A car insurance policy that covers the theft of your car, such as third party fire and theft insurance, usually covers a stolen car, even if the keys were in the car’s ignition.

However, your insurer may deny the claim if you live in an area where there have been several car robberies reported recently. They will see you leaving the keys in the car as a case of negligence. In such cases, your insurance provider may even expect you to have installed anti-theft security measures in your car. 

You may need to confirm whether or not you left your keys in your car, and if they had been stolen or misplaced, before filing your car insurance claim. The loss or theft of your car keys may be covered by a comprehensive car insurance policy, but usually as an optional item.

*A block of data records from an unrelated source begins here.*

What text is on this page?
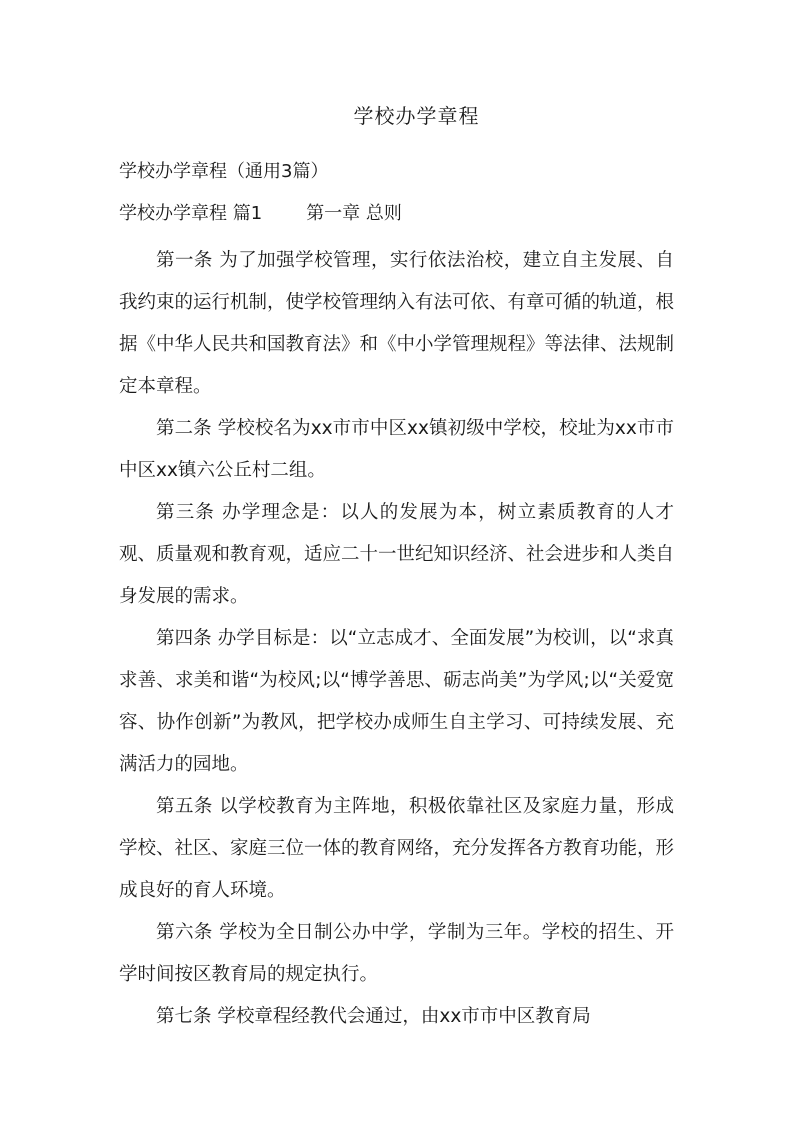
学校办学章程
学校办学章程（通用3篇）
学校办学章程 篇1 第一章 总则

第一条 为了加强学校管理，实行依法治校，建立自主发展、自我约束的运行机制，使学校管理纳入有法可依、有章可循的轨道，根据《中华人民共和国教育法》和《中小学管理规程》等法律、法规制定本章程。

第二条 学校校名为xx市市中区xx镇初级中学校，校址为xx市市中区xx镇六公丘村二组。

第三条 办学理念是：以人的发展为本，树立素质教育的人才观、质量观和教育观，适应二十一世纪知识经济、社会进步和人类自身发展的需求。

第四条 办学目标是：以“立志成才、全面发展”为校训，以“求真求善、求美和谐“为校风;以“博学善思、砺志尚美”为学风;以“关爱宽容、协作创新”为教风，把学校办成师生自主学习、可持续发展、充满活力的园地。

第五条 以学校教育为主阵地，积极依靠社区及家庭力量，形成学校、社区、家庭三位一体的教育网络，充分发挥各方教育功能，形成良好的育人环境。

第六条 学校为全日制公办中学，学制为三年。学校的招生、开学时间按区教育局的规定执行。

第七条 学校章程经教代会通过，由xx市市中区教育局
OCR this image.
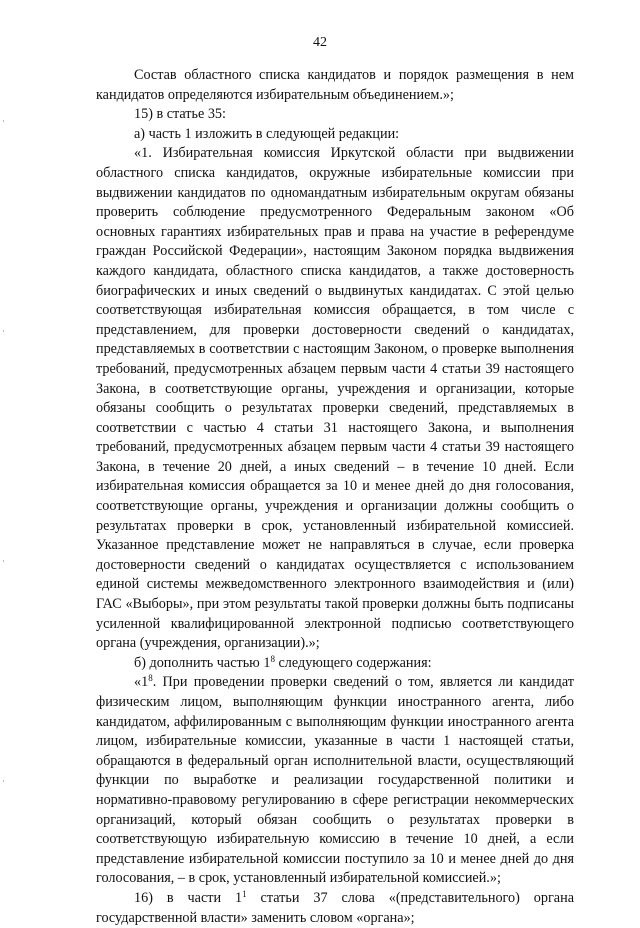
42

Состав областного списка кандидатов и порядок размещения в нем кандидатов определяются избирательным объединением.»;

15) в статье 35:

а) часть 1 изложить в следующей редакции:

«1. Избирательная комиссия Иркутской области при выдвижении областного списка кандидатов, окружные избирательные комиссии при выдвижении кандидатов по одномандатным избирательным округам обязаны проверить соблюдение предусмотренного Федеральным законом «Об основных гарантиях избирательных прав и права на участие в референдуме граждан Российской Федерации», настоящим Законом порядка выдвижения каждого кандидата, областного списка кандидатов, а также достоверность биографических и иных сведений о выдвинутых кандидатах. С этой целью соответствующая избирательная комиссия обращается, в том числе с представлением, для проверки достоверности сведений о кандидатах, представляемых в соответствии с настоящим Законом, о проверке выполнения требований, предусмотренных абзацем первым части 4 статьи 39 настоящего Закона, в соответствующие органы, учреждения и организации, которые обязаны сообщить о результатах проверки сведений, представляемых в соответствии с частью 4 статьи 31 настоящего Закона, и выполнения требований, предусмотренных абзацем первым части 4 статьи 39 настоящего Закона, в течение 20 дней, а иных сведений – в течение 10 дней. Если избирательная комиссия обращается за 10 и менее дней до дня голосования, соответствующие органы, учреждения и организации должны сообщить о результатах проверки в срок, установленный избирательной комиссией. Указанное представление может не направляться в случае, если проверка достоверности сведений о кандидатах осуществляется с использованием единой системы межведомственного электронного взаимодействия и (или) ГАС «Выборы», при этом результаты такой проверки должны быть подписаны усиленной квалифицированной электронной подписью соответствующего органа (учреждения, организации).»;

б) дополнить частью $1^8$ следующего содержания:

«$1^8$. При проведении проверки сведений о том, является ли кандидат физическим лицом, выполняющим функции иностранного агента, либо кандидатом, аффилированным с выполняющим функции иностранного агента лицом, избирательные комиссии, указанные в части 1 настоящей статьи, обращаются в федеральный орган исполнительной власти, осуществляющий функции по выработке и реализации государственной политики и нормативно-правовому регулированию в сфере регистрации некоммерческих организаций, который обязан сообщить о результатах проверки в соответствующую избирательную комиссию в течение 10 дней, а если представление избирательной комиссии поступило за 10 и менее дней до дня голосования, – в срок, установленный избирательной комиссией.»;

16) в части $1^1$ статьи 37 слова «(представительного) органа государственной власти» заменить словом «органа»;
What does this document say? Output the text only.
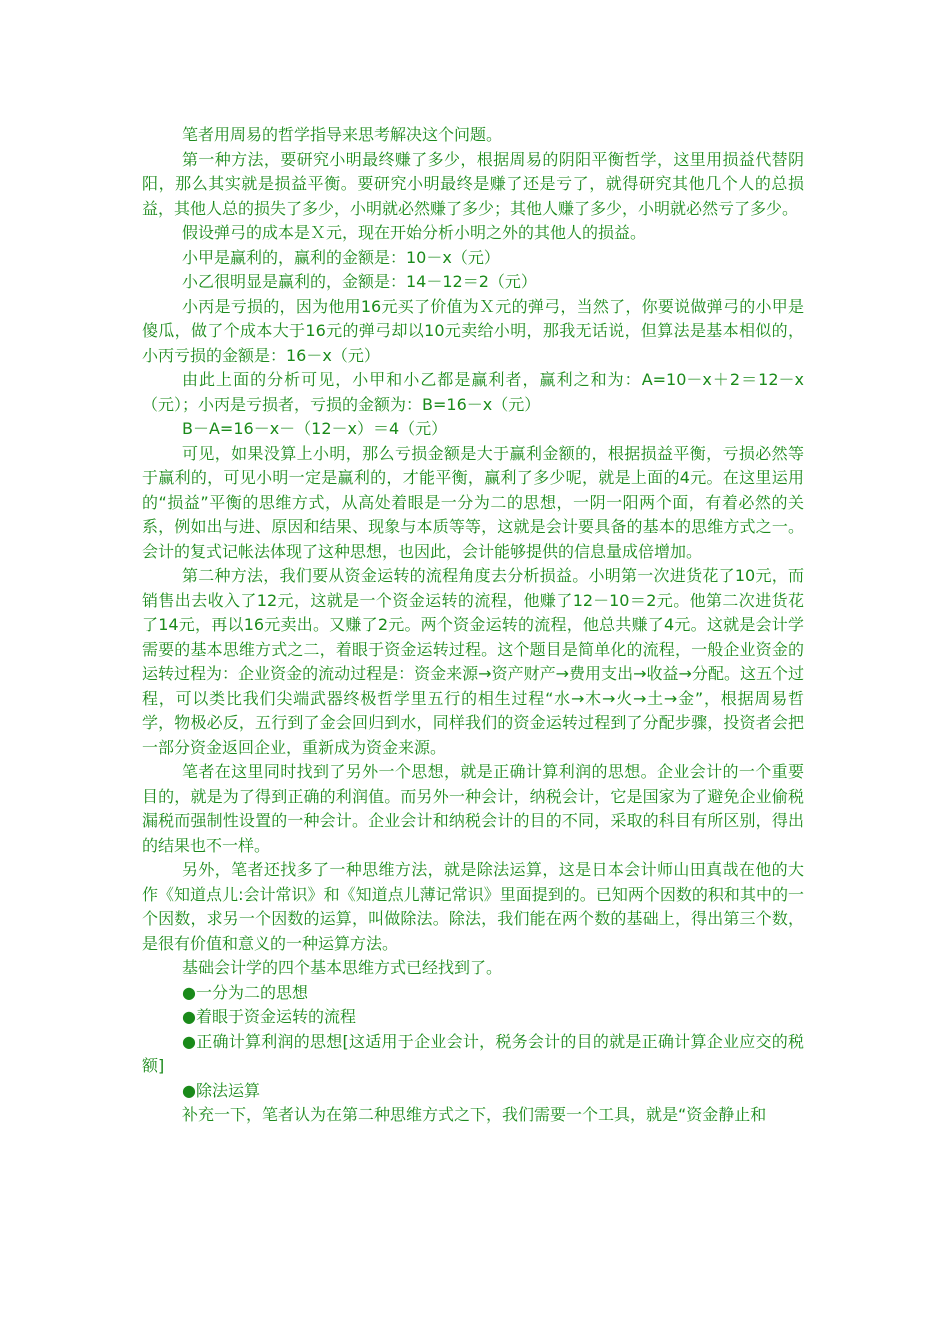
笔者用周易的哲学指导来思考解决这个问题。

第一种方法，要研究小明最终赚了多少，根据周易的阴阳平衡哲学，这里用损益代替阴阳，那么其实就是损益平衡。要研究小明最终是赚了还是亏了，就得研究其他几个人的总损益，其他人总的损失了多少，小明就必然赚了多少；其他人赚了多少，小明就必然亏了多少。

假设弹弓的成本是Ｘ元，现在开始分析小明之外的其他人的损益。

小甲是赢利的，赢利的金额是：10－x（元）

小乙很明显是赢利的，金额是：14－12＝2（元）

小丙是亏损的，因为他用16元买了价值为Ｘ元的弹弓，当然了，你要说做弹弓的小甲是傻瓜，做了个成本大于16元的弹弓却以10元卖给小明，那我无话说，但算法是基本相似的，小丙亏损的金额是：16－x（元）

由此上面的分析可见，小甲和小乙都是赢利者，赢利之和为：A=10－x＋2＝12－x（元）；小丙是亏损者，亏损的金额为：B=16－x（元）

B－A=16－x－（12－x）＝4（元）

可见，如果没算上小明，那么亏损金额是大于赢利金额的，根据损益平衡，亏损必然等于赢利的，可见小明一定是赢利的，才能平衡，赢利了多少呢，就是上面的4元。在这里运用的“损益”平衡的思维方式，从高处着眼是一分为二的思想，一阴一阳两个面，有着必然的关系，例如出与进、原因和结果、现象与本质等等，这就是会计要具备的基本的思维方式之一。会计的复式记帐法体现了这种思想，也因此，会计能够提供的信息量成倍增加。

第二种方法，我们要从资金运转的流程角度去分析损益。小明第一次进货花了10元，而销售出去收入了12元，这就是一个资金运转的流程，他赚了12－10＝2元。他第二次进货花了14元，再以16元卖出。又赚了2元。两个资金运转的流程，他总共赚了4元。这就是会计学需要的基本思维方式之二，着眼于资金运转过程。这个题目是简单化的流程，一般企业资金的运转过程为：企业资金的流动过程是：资金来源→资产财产→费用支出→收益→分配。这五个过程，可以类比我们尖端武器终极哲学里五行的相生过程“水→木→火→土→金”，根据周易哲学，物极必反，五行到了金会回归到水，同样我们的资金运转过程到了分配步骤，投资者会把一部分资金返回企业，重新成为资金来源。

笔者在这里同时找到了另外一个思想，就是正确计算利润的思想。企业会计的一个重要目的，就是为了得到正确的利润值。而另外一种会计，纳税会计，它是国家为了避免企业偷税漏税而强制性设置的一种会计。企业会计和纳税会计的目的不同，采取的科目有所区别，得出的结果也不一样。

另外，笔者还找多了一种思维方法，就是除法运算，这是日本会计师山田真哉在他的大作《知道点儿:会计常识》和《知道点儿薄记常识》里面提到的。已知两个因数的积和其中的一个因数，求另一个因数的运算，叫做除法。除法，我们能在两个数的基础上，得出第三个数，是很有价值和意义的一种运算方法。

基础会计学的四个基本思维方式已经找到了。

●一分为二的思想

●着眼于资金运转的流程

●正确计算利润的思想[这适用于企业会计，税务会计的目的就是正确计算企业应交的税额]

●除法运算

补充一下，笔者认为在第二种思维方式之下，我们需要一个工具，就是“资金静止和
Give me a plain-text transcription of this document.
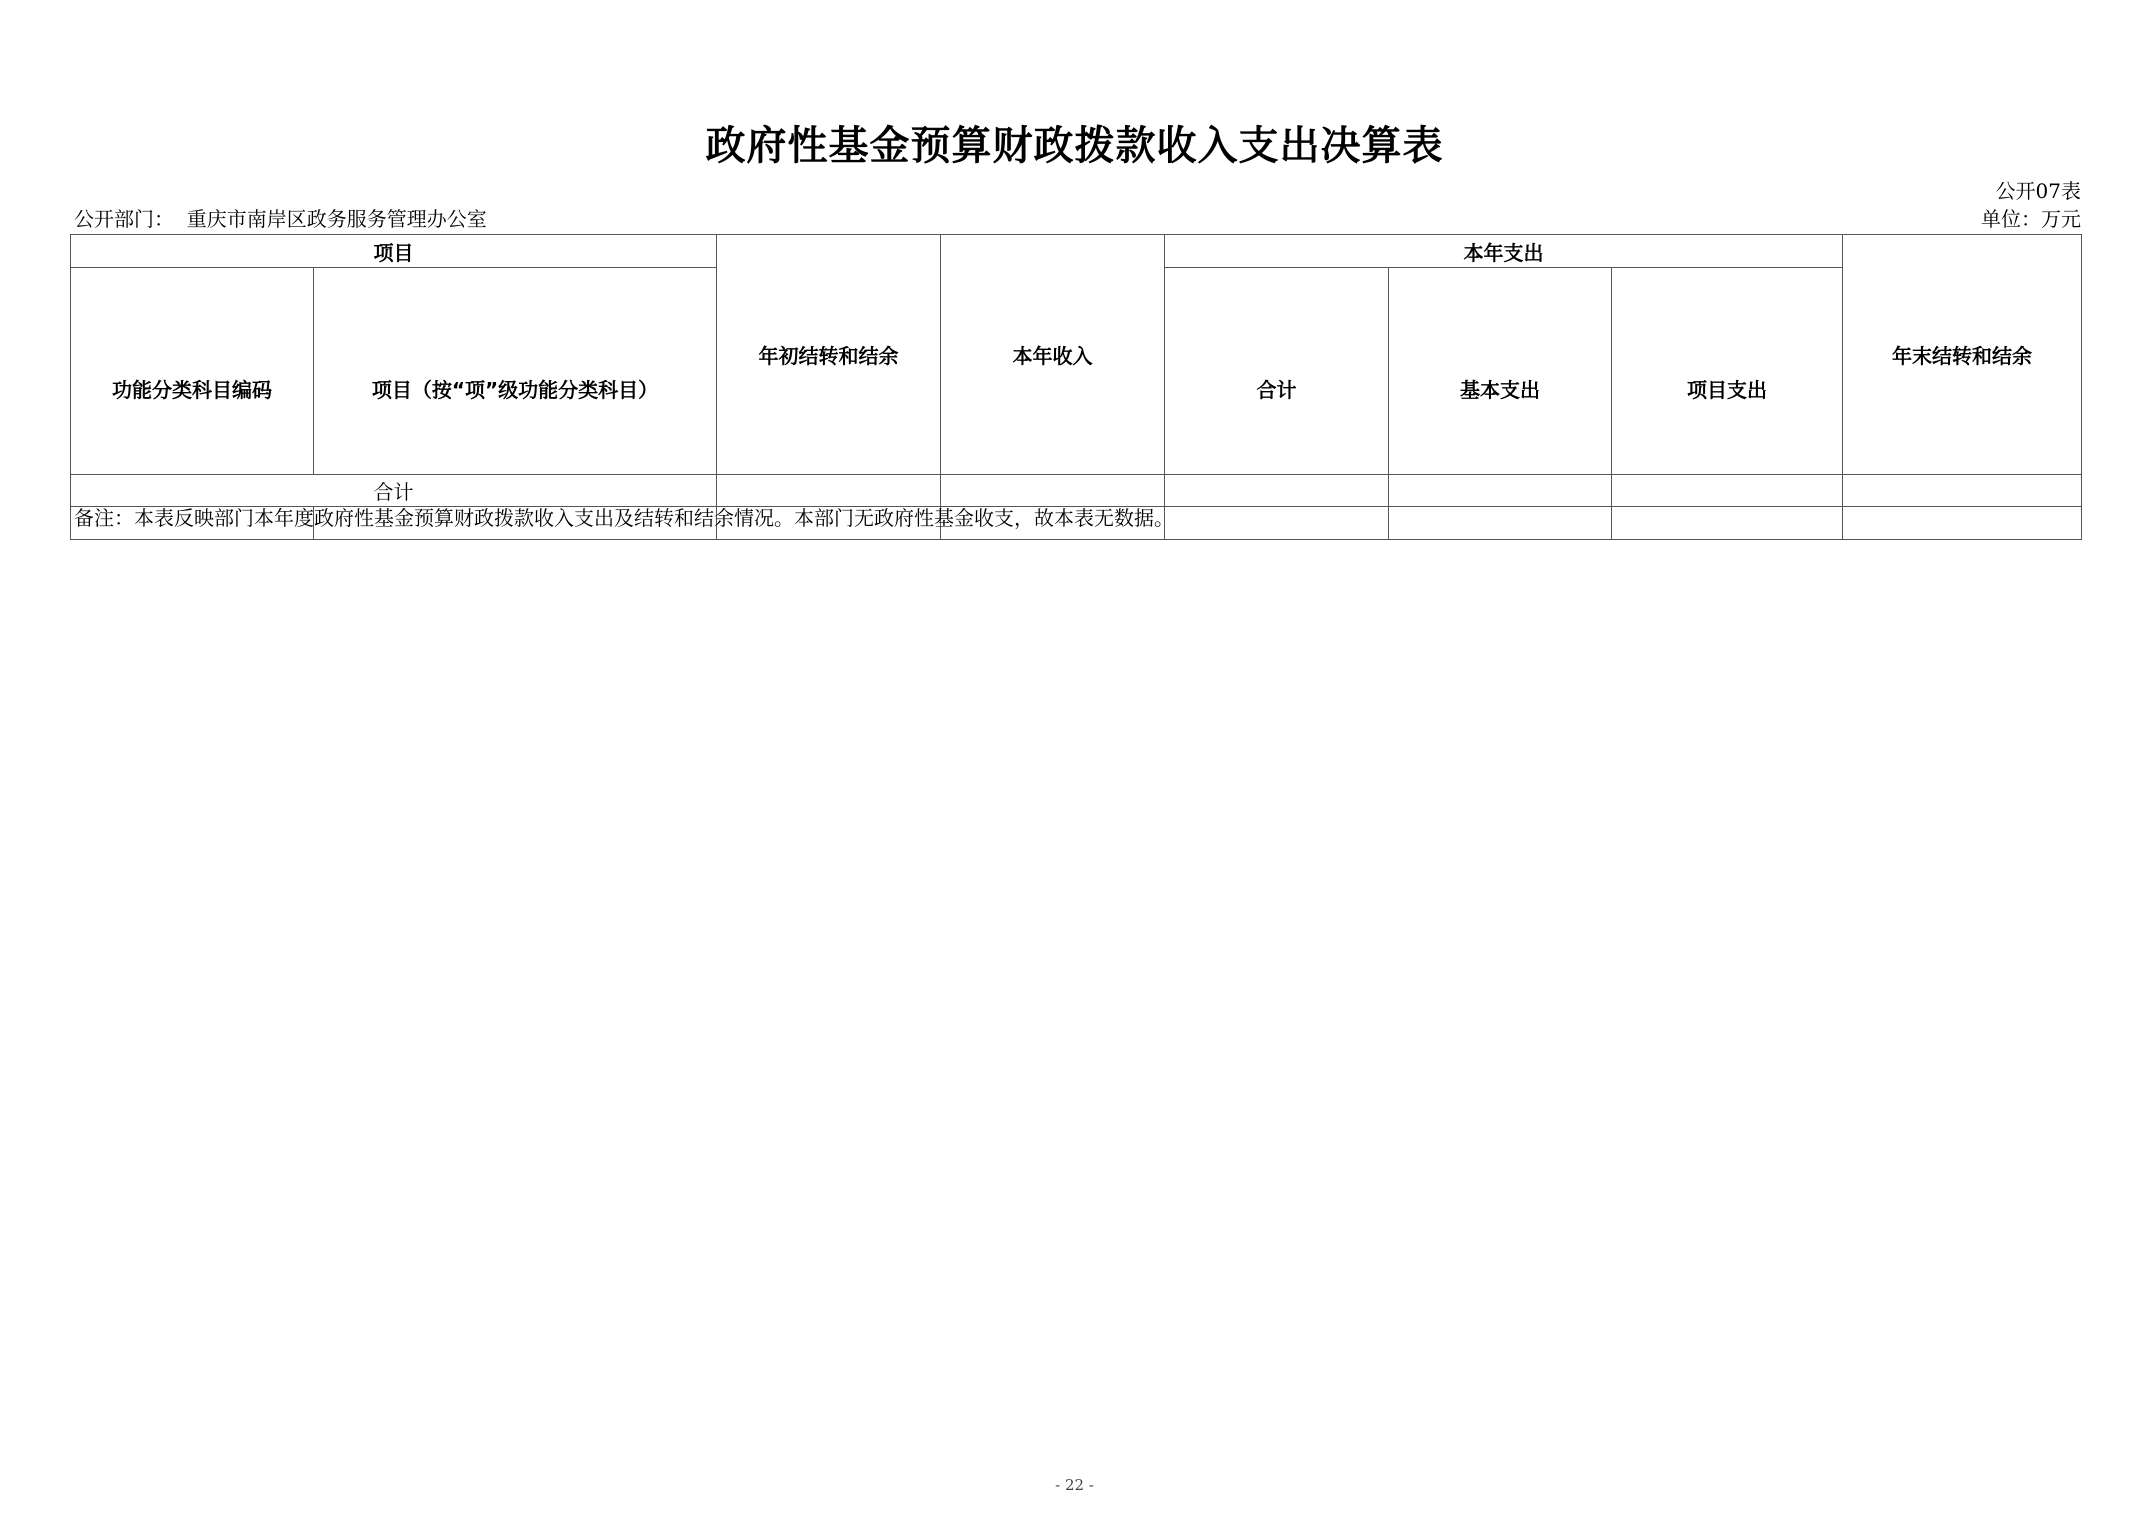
政府性基金预算财政拨款收入支出决算表
公开07表
公开部门： 重庆市南岸区政务服务管理办公室	单位：万元
项目		年初结转和结余	本年收入	本年支出			年末结转和结余
功能分类科目编码	项目（按“项”级功能分类科目）			合计	基本支出	项目支出	
合计							

备注：本表反映部门本年度政府性基金预算财政拨款收入支出及结转和结余情况。本部门无政府性基金收支，故本表无数据。
- 22 -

If you can confirm that your car keys were stolen, mention this in your claim as this will help establish that your car was not stolen as a result of your negligence.

Can you insure your car for 6 months?

Most Australian insurers won’t offer you a 6-month car insurance policy, so you may need to buy a policy that covers your car for damages and cancel it after six months. You will need to purchase comprehensive car insurance to protect your car from accidental damage, theft, vandalism, or natural disasters.. 

Consider checking whether your 6-month comprehensive car insurance will cost more if you pay monthly or six-monthly premiums instead of a one-time annual premium. Another question to ask the insurer is whether you’ll need to pay administration or cancellation fees when you cancel the policy.

Alternatively, you can look for a suitable ‘pay as you drive’ car insurance policy, which usually offers you the coverage of a comprehensive car insurance policy but only requires you to pay for the distance driven. Such a policy may not be the ideal 6-month car insurance plan as it is based on how much you drive rather than for how long. If you need to drive a lot, you may end up paying more than you’d pay for regular car insurance.